VinFast s’associe à Autobrains pour promouvoir une autonomie à faible coût

Le fabricant vietnamien de véhicules électriques (VE) VinFast s’est associé à la société d’IA Autobrains pour développer une technologie de conduite autonome à faible coût utilisant des caméras plutôt que des réseaux de capteurs coûteux. Les sociétés ont annoncé le 26 janvier qu’elles poursuivraient une architecture « Robo-Car » qui évite les capteurs LiDAR, les systèmes radar et la cartographie haute définition au profit d’une approche de type Tesla reposant sur sept caméras standard et une puce informatique compacte.

La collaboration se concentrera initialement sur l’amélioration des capacités du système avancé d’aide à la conduite SAE niveau 2 de VinFast dans l’ensemble de sa gamme existante. Des tests pilotes de fonctionnalités améliorées sont déjà en cours sur les modèles VF8 et VF9 dans les zones contrôlées de Hanoï, avec des plans pour étendre progressivement les essais aux grandes villes vietnamiennes et aux marchés internationaux où VinFast opère.

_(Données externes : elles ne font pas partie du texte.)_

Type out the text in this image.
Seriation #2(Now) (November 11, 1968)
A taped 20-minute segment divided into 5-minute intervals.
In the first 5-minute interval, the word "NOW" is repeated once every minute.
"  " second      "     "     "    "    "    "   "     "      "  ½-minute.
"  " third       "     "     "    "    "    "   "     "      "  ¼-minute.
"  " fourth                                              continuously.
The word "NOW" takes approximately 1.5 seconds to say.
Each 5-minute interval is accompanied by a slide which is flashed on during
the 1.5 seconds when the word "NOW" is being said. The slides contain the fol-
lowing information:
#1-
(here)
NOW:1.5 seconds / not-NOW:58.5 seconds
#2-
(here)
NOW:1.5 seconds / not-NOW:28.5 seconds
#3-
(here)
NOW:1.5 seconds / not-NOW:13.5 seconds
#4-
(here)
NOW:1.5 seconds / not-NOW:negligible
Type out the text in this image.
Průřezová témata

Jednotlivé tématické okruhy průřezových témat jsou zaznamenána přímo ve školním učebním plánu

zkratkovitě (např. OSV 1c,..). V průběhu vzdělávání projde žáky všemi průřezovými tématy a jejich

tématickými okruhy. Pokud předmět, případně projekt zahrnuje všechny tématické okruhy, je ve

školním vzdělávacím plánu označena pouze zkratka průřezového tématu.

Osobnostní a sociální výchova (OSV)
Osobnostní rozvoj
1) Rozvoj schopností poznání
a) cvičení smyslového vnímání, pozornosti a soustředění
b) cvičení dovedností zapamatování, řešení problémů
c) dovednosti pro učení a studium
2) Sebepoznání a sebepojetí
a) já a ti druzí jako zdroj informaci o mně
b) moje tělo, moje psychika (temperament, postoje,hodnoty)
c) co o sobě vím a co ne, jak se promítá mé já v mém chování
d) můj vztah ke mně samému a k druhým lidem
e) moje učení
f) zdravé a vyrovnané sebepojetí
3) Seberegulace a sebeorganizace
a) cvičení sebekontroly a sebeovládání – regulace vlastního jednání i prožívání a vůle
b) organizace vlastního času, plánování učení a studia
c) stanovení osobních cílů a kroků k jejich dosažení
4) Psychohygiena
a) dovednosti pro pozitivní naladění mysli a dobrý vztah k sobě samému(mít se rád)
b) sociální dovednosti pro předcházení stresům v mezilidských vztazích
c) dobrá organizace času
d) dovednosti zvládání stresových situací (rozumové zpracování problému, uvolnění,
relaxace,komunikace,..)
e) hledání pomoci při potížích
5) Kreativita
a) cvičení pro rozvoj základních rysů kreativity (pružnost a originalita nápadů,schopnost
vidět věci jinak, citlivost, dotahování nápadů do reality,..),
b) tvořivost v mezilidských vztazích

La décision de VinFast de privilégier la vision par caméra uniquement – ​​encore un sujet controversé parmi les experts en conduite autonome – constitue un tournant pragmatique vers une réduction des coûts et un déploiement plus rapide qui correspond à l’accent mis par le constructeur automobile sur l’abordabilité et l’évolutivité rapide. En supprimant les composants matériels qui peuvent coûter des dizaines de milliers de dollars par véhicule, le constructeur automobile espère rendre les fonctionnalités audiovisuelles viables pour les véhicules électriques grand public plutôt que pour les seuls modèles haut de gamme.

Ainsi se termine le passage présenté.